Anti-mining activists Bernardo Belloso and Juan Carlos Ruiz Guadalajara spoke at McGill Tuesday on the adverse impacts of Canadian mining in their respective countries of El Salvador and Mexico.
Their speeches detailed the environmental, social, political, and cultural damages caused by the pending projects and current operations of Canadian mining companies in their countries.
El Salvadorians are resisting efforts of Pacific Rim, a Canadian company vying for operating permits to create an open-pit gold mine in the northern region of the country.
Bellosos stated that it is widely recognized throughout El Salvador that such a project is undesirable from an ecological perspective, though Pacific Rim insists on pressing ahead with its operations.
Through a translator, Belloso, who works for the Association for the Development of El Salvador explained, “Since there’s a big interest behind the amount of minerals that are found within the fields that Pacific Rim have been exploring, it has been basically the only company that has remained insisting to get the permit to keep exploring.”
The company’s behaviour, Belloso said, overlooks the likely ramifications of the open-pit mine. He added that the company’s testing phase alone has already resulted in the contamination of water sources and death of livestock.
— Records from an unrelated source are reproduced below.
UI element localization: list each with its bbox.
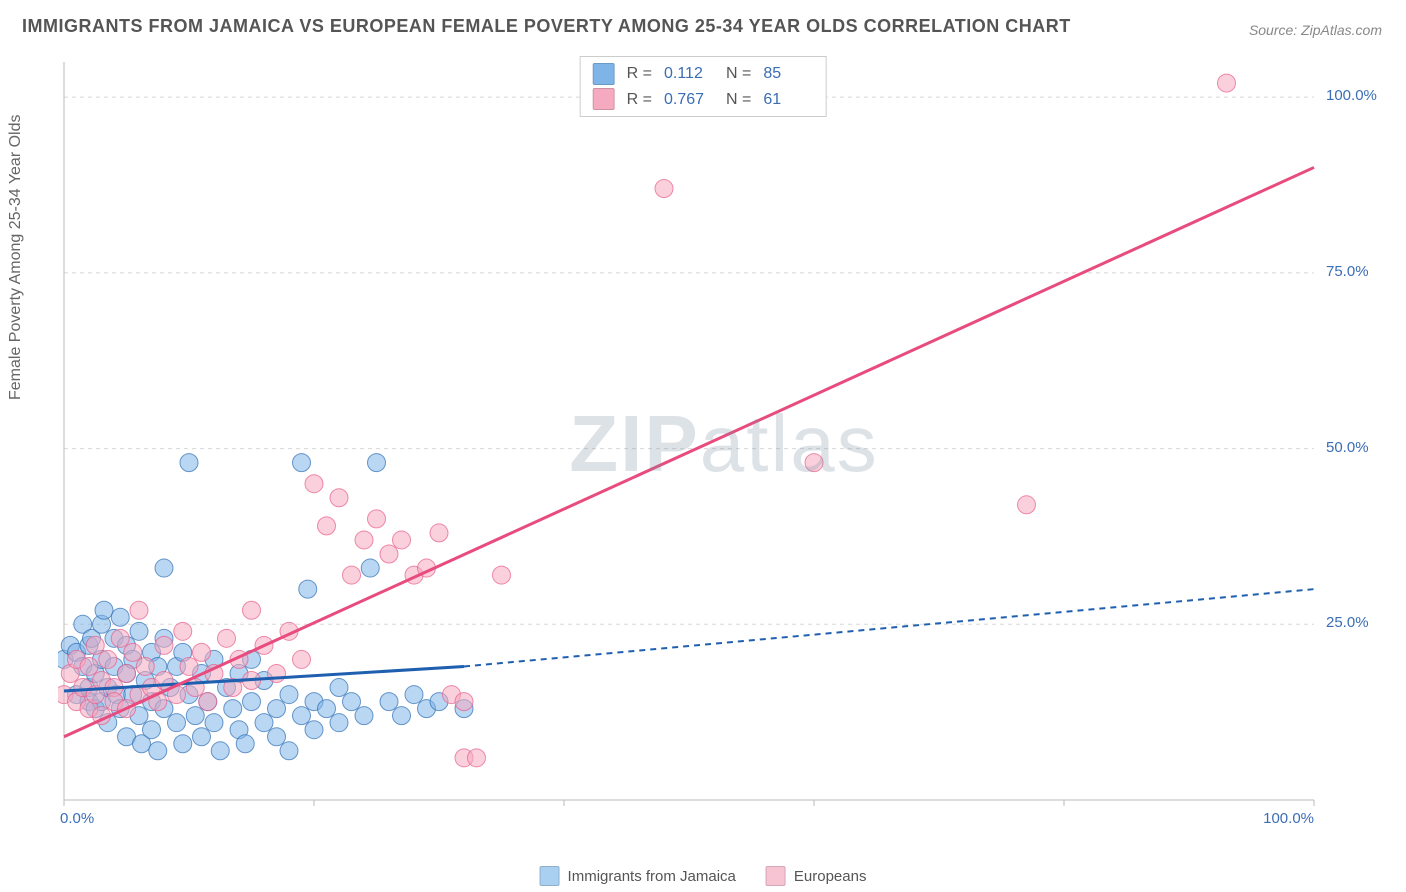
- y-axis-label: Female Poverty Among 25-34 Year Olds: [7, 115, 25, 401]
- chart-area: ZIPatlas 0.0%100.0%25.0%50.0%75.0%100.0%: [58, 52, 1390, 836]
- correlation-legend: R =0.112N =85R =0.767N =61: [580, 56, 827, 117]
- axis-tick-label: 75.0%: [1326, 263, 1369, 280]
- legend-item: Immigrants from Jamaica: [540, 866, 736, 886]
- legend-item: Europeans: [766, 866, 867, 886]
- axis-tick-label: 100.0%: [1326, 87, 1377, 104]
- axis-tick-label: 50.0%: [1326, 439, 1369, 456]
- series-legend: Immigrants from Jamaica Europeans: [540, 866, 867, 886]
- axis-tick-label: 25.0%: [1326, 614, 1369, 631]
- chart-title: IMMIGRANTS FROM JAMAICA VS EUROPEAN FEMA…: [22, 16, 1071, 37]
- source-attribution: Source: ZipAtlas.com: [1249, 22, 1382, 38]
- axis-tick-label: 0.0%: [60, 810, 94, 827]
- correlation-legend-row: R =0.112N =85: [593, 61, 814, 87]
- correlation-legend-row: R =0.767N =61: [593, 87, 814, 113]
- scatter-chart-svg: [58, 52, 1390, 836]
- axis-tick-label: 100.0%: [1263, 810, 1314, 827]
Since the granting of 16 exploration permits to Canadian, American, and Australian companies, the political context of El Salvador has greatly shifted. Last year’s national election brought Mauricio Funes to power under a mandate of ending mineral extraction on El Salvadorian soil.
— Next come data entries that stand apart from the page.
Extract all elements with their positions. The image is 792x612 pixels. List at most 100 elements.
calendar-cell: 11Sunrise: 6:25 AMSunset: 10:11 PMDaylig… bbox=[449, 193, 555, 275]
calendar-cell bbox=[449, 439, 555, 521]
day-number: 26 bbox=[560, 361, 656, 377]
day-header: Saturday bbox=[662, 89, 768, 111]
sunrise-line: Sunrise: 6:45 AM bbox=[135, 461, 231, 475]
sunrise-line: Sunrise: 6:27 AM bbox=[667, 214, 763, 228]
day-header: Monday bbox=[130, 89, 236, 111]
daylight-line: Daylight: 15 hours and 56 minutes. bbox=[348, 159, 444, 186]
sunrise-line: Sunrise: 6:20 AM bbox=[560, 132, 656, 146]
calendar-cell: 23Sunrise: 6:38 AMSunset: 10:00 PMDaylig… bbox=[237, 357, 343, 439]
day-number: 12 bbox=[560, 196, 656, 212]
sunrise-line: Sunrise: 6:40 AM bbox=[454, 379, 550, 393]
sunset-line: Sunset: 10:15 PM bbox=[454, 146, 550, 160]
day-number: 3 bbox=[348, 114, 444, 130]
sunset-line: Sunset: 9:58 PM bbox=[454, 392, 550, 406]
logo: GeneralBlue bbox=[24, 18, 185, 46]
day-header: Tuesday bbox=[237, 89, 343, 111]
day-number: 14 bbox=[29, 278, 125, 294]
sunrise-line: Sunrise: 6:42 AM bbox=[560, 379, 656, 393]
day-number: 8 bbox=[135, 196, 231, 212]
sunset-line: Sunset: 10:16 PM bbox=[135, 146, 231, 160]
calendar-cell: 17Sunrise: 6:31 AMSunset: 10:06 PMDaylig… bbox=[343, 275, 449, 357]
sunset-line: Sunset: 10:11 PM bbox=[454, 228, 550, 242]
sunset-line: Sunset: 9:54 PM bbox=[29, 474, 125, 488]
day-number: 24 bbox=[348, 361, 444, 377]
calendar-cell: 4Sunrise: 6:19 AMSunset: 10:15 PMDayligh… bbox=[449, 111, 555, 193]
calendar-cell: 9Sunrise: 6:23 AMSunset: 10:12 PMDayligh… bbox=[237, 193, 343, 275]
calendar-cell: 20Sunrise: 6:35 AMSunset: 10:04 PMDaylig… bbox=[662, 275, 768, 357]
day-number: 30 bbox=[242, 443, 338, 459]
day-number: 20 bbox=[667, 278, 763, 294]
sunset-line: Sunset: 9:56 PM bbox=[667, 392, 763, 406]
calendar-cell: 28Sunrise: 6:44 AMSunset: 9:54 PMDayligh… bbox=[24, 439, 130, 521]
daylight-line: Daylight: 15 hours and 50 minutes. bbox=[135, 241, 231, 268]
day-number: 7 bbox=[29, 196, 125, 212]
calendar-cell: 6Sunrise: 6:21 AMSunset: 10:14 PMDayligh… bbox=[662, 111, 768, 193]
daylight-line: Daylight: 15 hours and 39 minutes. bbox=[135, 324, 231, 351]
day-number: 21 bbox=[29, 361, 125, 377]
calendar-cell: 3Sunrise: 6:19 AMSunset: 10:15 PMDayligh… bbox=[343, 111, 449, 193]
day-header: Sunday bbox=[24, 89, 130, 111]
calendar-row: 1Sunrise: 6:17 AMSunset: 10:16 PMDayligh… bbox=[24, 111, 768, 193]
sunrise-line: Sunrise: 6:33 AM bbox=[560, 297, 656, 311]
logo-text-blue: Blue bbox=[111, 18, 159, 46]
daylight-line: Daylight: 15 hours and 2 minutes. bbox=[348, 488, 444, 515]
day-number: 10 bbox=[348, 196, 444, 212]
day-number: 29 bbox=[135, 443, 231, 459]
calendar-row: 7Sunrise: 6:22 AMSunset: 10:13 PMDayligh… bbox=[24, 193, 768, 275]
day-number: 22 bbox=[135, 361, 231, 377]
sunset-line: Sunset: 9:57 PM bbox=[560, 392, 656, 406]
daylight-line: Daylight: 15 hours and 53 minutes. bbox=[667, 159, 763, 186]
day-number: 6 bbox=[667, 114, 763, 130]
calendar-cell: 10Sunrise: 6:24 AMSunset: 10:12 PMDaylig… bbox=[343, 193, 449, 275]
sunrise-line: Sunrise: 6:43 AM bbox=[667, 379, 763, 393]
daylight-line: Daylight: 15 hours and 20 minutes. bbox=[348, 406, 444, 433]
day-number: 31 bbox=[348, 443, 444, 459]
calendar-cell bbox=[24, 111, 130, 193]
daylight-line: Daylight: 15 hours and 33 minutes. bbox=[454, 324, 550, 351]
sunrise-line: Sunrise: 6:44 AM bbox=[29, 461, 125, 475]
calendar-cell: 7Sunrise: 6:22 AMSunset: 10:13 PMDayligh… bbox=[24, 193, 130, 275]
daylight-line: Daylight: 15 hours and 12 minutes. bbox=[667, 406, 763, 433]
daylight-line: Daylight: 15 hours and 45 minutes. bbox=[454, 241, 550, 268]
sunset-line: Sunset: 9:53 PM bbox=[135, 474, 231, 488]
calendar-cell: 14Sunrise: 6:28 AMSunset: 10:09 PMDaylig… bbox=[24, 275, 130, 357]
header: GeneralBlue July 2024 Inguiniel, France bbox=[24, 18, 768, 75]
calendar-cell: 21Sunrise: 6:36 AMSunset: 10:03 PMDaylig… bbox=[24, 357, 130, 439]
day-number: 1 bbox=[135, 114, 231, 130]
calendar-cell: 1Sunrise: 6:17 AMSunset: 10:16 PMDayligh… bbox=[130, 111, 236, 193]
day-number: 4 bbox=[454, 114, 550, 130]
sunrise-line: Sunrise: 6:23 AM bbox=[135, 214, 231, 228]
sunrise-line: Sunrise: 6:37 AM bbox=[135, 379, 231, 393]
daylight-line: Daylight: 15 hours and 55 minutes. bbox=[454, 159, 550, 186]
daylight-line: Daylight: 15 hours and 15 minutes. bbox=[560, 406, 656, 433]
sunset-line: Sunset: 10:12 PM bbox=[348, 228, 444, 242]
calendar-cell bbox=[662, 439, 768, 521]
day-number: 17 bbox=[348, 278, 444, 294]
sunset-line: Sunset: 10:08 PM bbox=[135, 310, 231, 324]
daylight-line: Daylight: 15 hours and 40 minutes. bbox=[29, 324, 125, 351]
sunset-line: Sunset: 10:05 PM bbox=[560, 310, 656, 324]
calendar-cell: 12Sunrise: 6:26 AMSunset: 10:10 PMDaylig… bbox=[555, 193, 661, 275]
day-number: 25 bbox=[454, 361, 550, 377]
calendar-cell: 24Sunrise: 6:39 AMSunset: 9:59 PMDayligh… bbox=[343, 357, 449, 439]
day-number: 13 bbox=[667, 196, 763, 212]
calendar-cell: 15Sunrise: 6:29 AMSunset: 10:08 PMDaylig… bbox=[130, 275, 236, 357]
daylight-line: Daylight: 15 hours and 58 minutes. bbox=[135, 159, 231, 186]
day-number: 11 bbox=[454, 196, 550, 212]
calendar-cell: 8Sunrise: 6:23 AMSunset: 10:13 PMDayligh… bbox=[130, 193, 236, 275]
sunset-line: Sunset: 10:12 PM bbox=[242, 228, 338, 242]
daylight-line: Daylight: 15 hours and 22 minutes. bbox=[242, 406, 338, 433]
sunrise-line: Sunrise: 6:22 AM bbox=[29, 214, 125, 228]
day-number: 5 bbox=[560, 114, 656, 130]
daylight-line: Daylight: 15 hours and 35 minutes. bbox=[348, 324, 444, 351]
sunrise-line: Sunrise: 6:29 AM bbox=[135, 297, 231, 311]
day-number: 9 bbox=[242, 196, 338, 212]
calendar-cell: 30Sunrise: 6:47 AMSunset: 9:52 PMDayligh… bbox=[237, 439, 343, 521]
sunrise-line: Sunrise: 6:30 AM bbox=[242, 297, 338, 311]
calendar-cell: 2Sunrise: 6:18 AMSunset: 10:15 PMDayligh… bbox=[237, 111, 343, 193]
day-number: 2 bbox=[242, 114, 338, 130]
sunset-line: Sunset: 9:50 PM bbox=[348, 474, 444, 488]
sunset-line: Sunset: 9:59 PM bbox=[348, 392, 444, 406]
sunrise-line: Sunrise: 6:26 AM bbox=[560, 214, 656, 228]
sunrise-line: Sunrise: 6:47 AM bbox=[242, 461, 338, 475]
“Before 2010, in El Salvador the government was always responding to the neo-liberal policies in the interests of these big companies,” said Belloso.
Belloso added that the companies take “a stand toward big multi-national exploitation in El Salvador with no respect whatsoever for the needs of the country.”
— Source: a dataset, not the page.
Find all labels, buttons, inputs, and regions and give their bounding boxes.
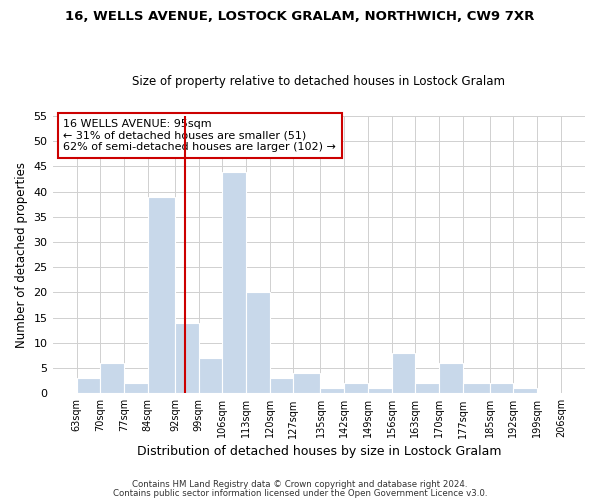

Due to the issuance of exploration permits under the previous government, Pacific Rim and another Canadian company, Commerce Group, are demanding a total of $200 million from the El Salvadorian government through the Central American Free Trade Agreement.
“We are asking why is this happening,” Belloso said. “This is a Canadian company and El Salvador doesn’t have a free trade agreement with Canada.”
Although El Salvador wants to become the first country to ban all forms of mineral extraction, it sits in a precarious situation while it deals with the charges the companies have brought to the World Bank. Banning mineral extraction now may support the companies’ claims that El Salvador “illegally expropriated their investment.”
According to a Pacific Rim press release from earlier this month, the company “believes that El Salvador’s objections are not only completely without merit, but are also frivolous, and that [the government of El Salvador] filed them purely as an attempt to stall the arbitration proceedings. [Pacific Rim] fully expects that the Tribunal will reject the objections and proceed with the arbitration claim.”
The 29 sites originally considered for mining operations are located in the northern part of El Salvador, near the headwaters of all the major rivers that flow through the rest of the country.
Belloso stated that these rivers face contamination by heavy metals and cyanide if the open-pit operations begin.
This area is also home to the majority of all agricultural production in El Salvador, so a project such as this, said Belloso, threatens to destroy the entire country’s means of production and ability to feed its population of seven million.
Moreover, 250,000 families would be directly affected through forced displacement – a necessity given the mining sites proximity to the city of Cabañas.
These environmental concerns are only a part of the issue, as human rights abuses mount. There have been six killings with suspected links to the company in the region where Pacific Rim plans to dig. Religious leaders and radio journalists have received death threats after publicly opposing mining operations in El Salvador.
Belloso explained that there’s a need “to tell the Canadian people that Canadian companies are involved in very dirty ways of doing business.”
He also sees strong parallels between Canada and El Salvador, given the many struggles against the extraction of minerals on indigenous land.